In hard cash terms, the Irish Times expects to earn €8m from digital advertising in 2015, while INM expects digital revenues of around €12m. Circulation and print advertising revenues continue to fall at both companies.
The Irish economic recovery means digital revenues are increasing for both publishers, just about offsetting print declines, but as international experience is sowing, that growth depends not only on the Irish economy prospering, but on readers continuing to accept advertising taking up their attention,bandwidth, and phone screens.
The state of the Irish market can be understood by noting the Irish Times profitability increased in 2014 in part because it gained contracts to print the Irish Examiner following its receivership. INM revenues in the same year were helped by a contract to distribute the Irish Times. Newspapers are consolidating their print and distribution efforts, thus shaving costs, but this activity is based on the ever-shrinking print sector. Cost savings and managed decline can only sustain the industry for so long.

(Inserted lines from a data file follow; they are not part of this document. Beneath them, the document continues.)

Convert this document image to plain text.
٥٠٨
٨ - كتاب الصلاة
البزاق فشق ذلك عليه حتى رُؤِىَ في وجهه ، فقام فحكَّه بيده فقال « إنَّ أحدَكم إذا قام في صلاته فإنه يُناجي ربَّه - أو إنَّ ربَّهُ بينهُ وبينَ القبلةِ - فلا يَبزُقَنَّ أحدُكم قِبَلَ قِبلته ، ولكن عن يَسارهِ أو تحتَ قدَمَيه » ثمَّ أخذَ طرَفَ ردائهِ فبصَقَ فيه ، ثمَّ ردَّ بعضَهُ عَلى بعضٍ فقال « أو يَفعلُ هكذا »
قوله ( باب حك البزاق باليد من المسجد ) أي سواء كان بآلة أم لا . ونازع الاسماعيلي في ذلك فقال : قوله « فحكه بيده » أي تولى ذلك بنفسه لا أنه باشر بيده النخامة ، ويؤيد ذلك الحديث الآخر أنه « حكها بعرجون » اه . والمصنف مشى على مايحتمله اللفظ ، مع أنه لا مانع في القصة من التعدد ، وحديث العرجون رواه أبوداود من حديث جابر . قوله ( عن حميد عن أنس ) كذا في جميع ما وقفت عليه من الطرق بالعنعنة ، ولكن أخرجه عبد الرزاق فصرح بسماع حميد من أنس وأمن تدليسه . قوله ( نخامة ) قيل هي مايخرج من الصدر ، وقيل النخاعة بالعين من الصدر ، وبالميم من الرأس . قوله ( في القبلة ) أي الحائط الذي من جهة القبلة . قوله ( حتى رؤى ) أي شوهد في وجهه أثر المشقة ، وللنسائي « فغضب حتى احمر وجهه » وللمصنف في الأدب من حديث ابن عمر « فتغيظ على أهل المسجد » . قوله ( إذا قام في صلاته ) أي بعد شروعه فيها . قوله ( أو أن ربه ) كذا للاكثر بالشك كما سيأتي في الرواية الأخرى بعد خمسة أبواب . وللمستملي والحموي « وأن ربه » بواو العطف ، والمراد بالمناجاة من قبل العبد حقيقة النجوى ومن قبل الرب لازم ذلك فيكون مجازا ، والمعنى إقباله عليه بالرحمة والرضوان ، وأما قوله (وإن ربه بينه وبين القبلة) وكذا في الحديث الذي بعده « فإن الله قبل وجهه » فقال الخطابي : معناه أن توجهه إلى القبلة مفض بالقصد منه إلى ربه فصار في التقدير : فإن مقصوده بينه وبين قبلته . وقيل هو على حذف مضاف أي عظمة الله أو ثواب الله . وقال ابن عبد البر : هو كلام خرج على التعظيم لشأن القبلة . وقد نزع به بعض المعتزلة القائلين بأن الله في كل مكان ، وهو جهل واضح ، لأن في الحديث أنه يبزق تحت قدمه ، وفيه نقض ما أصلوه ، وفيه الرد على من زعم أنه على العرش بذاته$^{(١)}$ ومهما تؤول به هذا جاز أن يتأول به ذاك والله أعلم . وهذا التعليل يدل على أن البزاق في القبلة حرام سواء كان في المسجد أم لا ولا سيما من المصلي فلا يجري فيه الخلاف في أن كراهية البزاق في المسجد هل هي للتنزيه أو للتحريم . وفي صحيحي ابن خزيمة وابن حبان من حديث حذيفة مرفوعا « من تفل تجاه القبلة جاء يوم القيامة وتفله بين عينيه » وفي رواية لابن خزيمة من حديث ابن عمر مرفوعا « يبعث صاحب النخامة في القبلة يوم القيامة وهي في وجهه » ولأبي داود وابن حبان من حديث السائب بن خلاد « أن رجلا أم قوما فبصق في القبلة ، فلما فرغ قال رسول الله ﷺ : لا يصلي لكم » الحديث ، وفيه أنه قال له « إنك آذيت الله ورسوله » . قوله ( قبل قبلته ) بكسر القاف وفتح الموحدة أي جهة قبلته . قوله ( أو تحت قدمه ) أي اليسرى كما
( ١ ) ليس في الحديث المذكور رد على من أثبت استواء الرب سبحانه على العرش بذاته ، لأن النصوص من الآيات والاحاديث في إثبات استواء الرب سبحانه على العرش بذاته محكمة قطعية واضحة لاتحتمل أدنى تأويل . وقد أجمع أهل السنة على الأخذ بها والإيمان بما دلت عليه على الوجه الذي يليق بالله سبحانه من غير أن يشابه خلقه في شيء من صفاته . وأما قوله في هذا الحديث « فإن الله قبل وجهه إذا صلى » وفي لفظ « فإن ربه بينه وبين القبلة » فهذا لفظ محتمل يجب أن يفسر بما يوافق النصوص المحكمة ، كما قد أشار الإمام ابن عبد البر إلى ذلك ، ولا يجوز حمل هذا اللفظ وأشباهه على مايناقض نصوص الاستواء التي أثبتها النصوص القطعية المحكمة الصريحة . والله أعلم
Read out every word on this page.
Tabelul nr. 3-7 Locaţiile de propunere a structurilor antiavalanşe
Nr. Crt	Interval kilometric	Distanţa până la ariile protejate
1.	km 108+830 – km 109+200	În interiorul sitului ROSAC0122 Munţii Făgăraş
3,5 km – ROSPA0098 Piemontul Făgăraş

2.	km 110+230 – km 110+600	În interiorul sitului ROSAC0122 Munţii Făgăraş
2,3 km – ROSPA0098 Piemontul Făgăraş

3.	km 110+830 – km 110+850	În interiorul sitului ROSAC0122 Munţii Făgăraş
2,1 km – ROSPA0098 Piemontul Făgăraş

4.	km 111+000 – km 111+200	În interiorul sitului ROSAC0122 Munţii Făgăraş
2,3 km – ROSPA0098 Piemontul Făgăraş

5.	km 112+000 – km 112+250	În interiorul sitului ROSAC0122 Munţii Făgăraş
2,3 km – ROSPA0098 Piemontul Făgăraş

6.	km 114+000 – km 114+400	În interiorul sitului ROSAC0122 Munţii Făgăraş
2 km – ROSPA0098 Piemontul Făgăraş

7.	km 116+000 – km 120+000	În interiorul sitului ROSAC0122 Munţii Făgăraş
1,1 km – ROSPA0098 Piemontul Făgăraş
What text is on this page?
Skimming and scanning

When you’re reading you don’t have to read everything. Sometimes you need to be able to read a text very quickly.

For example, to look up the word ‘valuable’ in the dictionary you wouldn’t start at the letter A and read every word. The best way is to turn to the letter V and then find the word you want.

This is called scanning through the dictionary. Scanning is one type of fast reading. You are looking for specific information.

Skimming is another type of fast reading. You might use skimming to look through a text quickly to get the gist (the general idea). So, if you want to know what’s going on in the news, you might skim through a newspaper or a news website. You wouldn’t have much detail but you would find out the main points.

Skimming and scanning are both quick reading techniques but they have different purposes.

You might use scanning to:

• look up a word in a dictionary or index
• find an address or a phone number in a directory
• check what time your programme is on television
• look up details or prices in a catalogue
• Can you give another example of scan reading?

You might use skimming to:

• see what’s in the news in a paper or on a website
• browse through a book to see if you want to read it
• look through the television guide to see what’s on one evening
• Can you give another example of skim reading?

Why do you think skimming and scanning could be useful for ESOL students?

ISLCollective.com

Advertising and editorial departments both need to adapt. User-hostile strategies, such as blocking browsers which use adblocking, seem unlikely to succeed. Those indifferent 25 year olds will simply go elsewhere, and there’s a whole wide world of web content out there. More favourable options may include increasing use of advertising formats such as sponsored content/branded journalism (the advertising formerly known as commercial features) or new forms such as sponsorship of podcasts (and perhaps vidcasts) or interstitial advertising in ‘casts.